As a first step, we ourselves aim to achieve climate neutrality for all our own
operations within three years.
At a broader level, we continue to take the lead in promoting the creation of
new energy-efficient devices and networks, and in developing technical standards
to limit and reduce the power requirements of ICT equipment and services.
To look at just one example, we are leading the move to Next Generation Networks
through our NGN Global Standards Initiative, which is one of the largest, most
ambitious and most wide-ranging standardization projects ever undertaken. NGNs
will do many things, but – perhaps most importantly – they will reduce power
consumption by up to 40%.
Another area where we believe ICTs are invaluable is in the monitoring and
mitigation of natural disasters.
With an unprecedented increase in vulnerabilities – stemming from population
growth, environmental degradation and, most significantly, climate change – both
the frequency and the impact of disasters has dramatically increased in recent
In the global effort to confront this challenge, ITU is helping developing
countries to build resilience through the use of ICTs at both the national and
the community level.
Working together with Member States, we are designing national emergency
telecommunications plans that integrate climate change adaptation into national
policies, strategies, and programmes.
So while it is true that not all disasters can be prevented, their impact and
all the underlying risks can nonetheless be reduced.

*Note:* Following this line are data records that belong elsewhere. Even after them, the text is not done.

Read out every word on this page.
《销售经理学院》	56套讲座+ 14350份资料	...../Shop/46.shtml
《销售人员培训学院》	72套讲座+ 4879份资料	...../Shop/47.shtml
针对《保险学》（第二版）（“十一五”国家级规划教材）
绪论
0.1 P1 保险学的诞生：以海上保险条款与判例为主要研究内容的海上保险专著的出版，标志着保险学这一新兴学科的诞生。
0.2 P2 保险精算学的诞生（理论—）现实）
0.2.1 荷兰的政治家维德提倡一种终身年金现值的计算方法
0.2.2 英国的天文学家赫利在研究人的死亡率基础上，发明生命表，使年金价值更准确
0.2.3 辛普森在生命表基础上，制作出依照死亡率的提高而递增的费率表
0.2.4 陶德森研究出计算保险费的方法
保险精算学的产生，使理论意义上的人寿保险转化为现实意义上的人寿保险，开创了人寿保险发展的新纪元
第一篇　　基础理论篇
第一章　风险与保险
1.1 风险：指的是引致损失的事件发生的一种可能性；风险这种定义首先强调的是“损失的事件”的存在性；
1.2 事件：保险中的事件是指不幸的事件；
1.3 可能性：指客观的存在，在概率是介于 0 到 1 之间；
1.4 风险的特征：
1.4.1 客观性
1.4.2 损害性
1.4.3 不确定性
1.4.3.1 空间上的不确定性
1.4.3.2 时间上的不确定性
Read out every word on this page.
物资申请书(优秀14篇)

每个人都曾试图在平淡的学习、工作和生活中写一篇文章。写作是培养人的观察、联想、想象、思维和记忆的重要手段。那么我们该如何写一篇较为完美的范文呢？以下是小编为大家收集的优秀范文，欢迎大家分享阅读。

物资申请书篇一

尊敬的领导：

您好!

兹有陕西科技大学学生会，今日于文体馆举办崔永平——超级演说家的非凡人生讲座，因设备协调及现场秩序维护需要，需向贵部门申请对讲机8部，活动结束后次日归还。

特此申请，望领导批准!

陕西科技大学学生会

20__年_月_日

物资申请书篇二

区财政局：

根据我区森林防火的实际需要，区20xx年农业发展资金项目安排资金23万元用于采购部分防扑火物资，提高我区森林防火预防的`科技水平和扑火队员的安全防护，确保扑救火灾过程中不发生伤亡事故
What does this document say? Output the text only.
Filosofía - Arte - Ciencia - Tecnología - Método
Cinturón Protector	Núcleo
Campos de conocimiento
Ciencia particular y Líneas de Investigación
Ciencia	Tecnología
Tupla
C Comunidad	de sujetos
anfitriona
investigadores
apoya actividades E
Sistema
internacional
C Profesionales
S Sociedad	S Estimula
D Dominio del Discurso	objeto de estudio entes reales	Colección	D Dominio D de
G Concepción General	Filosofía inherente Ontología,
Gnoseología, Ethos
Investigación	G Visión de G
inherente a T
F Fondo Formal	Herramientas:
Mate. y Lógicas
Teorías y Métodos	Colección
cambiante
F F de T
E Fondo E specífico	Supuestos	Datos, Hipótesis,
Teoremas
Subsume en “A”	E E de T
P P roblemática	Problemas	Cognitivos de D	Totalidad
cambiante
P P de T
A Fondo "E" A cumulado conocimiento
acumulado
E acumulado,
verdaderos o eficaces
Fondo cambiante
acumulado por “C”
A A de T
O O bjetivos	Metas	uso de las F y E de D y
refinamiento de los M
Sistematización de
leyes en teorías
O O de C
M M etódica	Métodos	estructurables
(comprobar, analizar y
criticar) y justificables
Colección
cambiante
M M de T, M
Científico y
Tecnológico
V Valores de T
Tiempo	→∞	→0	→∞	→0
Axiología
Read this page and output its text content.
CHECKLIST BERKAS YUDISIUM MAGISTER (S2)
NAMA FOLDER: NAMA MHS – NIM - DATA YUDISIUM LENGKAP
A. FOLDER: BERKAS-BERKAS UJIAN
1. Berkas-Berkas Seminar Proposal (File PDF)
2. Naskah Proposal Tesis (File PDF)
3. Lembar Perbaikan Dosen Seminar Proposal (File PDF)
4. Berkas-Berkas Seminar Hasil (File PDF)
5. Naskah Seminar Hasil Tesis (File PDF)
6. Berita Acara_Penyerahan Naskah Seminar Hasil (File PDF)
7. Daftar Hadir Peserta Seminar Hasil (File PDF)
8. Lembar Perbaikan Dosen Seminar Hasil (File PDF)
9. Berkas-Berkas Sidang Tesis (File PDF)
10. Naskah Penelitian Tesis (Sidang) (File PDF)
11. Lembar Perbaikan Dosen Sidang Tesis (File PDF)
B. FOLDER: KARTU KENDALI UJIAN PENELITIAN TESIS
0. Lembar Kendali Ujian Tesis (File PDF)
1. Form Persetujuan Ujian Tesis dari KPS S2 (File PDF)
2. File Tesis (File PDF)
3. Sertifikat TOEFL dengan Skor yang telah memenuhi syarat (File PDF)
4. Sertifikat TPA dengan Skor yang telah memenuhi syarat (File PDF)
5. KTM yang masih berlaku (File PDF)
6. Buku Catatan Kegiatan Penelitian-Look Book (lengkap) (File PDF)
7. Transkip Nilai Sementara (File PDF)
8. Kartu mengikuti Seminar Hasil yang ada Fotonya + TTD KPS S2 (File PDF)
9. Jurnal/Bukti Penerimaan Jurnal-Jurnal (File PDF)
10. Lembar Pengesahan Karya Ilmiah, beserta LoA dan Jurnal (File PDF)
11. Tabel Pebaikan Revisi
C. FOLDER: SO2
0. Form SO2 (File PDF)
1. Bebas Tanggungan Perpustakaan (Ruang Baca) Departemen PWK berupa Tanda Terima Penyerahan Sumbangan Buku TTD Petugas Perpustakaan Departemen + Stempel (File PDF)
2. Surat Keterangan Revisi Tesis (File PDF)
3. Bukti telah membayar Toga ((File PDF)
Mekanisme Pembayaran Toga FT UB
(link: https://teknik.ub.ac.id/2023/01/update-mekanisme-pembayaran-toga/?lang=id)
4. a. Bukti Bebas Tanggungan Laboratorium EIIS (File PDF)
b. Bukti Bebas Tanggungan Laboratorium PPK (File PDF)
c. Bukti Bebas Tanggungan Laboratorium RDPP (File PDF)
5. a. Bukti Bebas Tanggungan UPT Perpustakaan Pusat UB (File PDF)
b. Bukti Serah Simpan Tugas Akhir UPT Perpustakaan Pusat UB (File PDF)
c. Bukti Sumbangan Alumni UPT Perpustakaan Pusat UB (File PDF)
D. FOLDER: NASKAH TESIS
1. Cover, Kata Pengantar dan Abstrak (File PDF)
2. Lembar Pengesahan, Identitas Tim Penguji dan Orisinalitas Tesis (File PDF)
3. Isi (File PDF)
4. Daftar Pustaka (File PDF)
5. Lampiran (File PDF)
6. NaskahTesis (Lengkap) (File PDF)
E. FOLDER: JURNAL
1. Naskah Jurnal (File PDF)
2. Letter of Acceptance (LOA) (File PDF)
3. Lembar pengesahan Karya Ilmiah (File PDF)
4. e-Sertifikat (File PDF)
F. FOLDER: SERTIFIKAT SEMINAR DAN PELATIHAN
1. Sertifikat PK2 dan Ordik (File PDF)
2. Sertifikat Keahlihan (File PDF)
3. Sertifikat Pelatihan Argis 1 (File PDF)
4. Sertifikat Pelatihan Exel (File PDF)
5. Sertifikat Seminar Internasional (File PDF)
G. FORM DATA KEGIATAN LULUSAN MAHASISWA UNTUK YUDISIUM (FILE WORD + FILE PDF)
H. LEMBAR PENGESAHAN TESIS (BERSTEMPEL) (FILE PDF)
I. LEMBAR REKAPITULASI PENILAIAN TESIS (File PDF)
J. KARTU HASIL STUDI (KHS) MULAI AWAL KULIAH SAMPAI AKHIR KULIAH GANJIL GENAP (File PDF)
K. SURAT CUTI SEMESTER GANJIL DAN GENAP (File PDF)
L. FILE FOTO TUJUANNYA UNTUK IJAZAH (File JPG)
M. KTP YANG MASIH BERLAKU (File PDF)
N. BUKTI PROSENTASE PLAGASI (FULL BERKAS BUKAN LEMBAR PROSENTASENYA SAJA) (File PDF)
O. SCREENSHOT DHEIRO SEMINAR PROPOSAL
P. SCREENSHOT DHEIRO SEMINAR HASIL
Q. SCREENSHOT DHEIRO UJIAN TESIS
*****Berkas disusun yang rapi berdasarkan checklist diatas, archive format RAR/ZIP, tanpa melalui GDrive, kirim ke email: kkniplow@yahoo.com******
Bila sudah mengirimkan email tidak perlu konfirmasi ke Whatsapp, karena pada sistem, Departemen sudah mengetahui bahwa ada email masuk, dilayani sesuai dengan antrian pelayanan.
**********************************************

Among other activities, we are designing and implementing Early Warning Centres;
we are deploying Geographical Information Systems for mapping specific hazards
associated with climate change; we are deploying equipment for coordinating
rescue operations and setting up telemedicine facilities in an effort to enhance
the response capabilities of countries; and we are reconstructing
telecommunication networks disrupted or destroyed by disasters.
I have also launched the ITU Framework for Cooperation in Emergencies, which has
created a standby fund to finance activities aimed at mitigating the impact of
disasters and which provides a platform for multi-stakeholder, multi-sectoral
ITU, in collaboration with its membership, is also identifying the necessary
radiofrequency spectrum for climate monitoring and disaster prediction,
detection and relief – including a promising cooperation with the World
Meteorological Organization (WMO) in the field of remote-sensing applications.
Last but not least, we are also a member of – and a strong supporter of – the
Global e-Sustainability Initiative, GeSI, in partnership with the United Nations
Environment Programme and ICT service providers and suppliers.
Cooperation at every level is vital to our success. We will therefore continue
to join efforts in the context of the UN system, in order to ‘deliver as one’
with a principal focus on ICTs and climate change.
Back at the beginning of the decade, UN Members adopted the Millennium
Declaration as a renewed commitment to human development, including the eight
Millennium Development Goals (MDGs).
Climate change impacts will tend to offset progress being made to meet the MDGs
by 2015, however – so it is crucial to empower developing countries by
facilitating their access to the ICTs needed for climate change adaptation and
disaster risk reduction.
We feel passionately about this issue at ITU, and as its leader I am absolutely
committed to working with our members to address this most important of issues.
This is one battle we simply cannot afford to lose.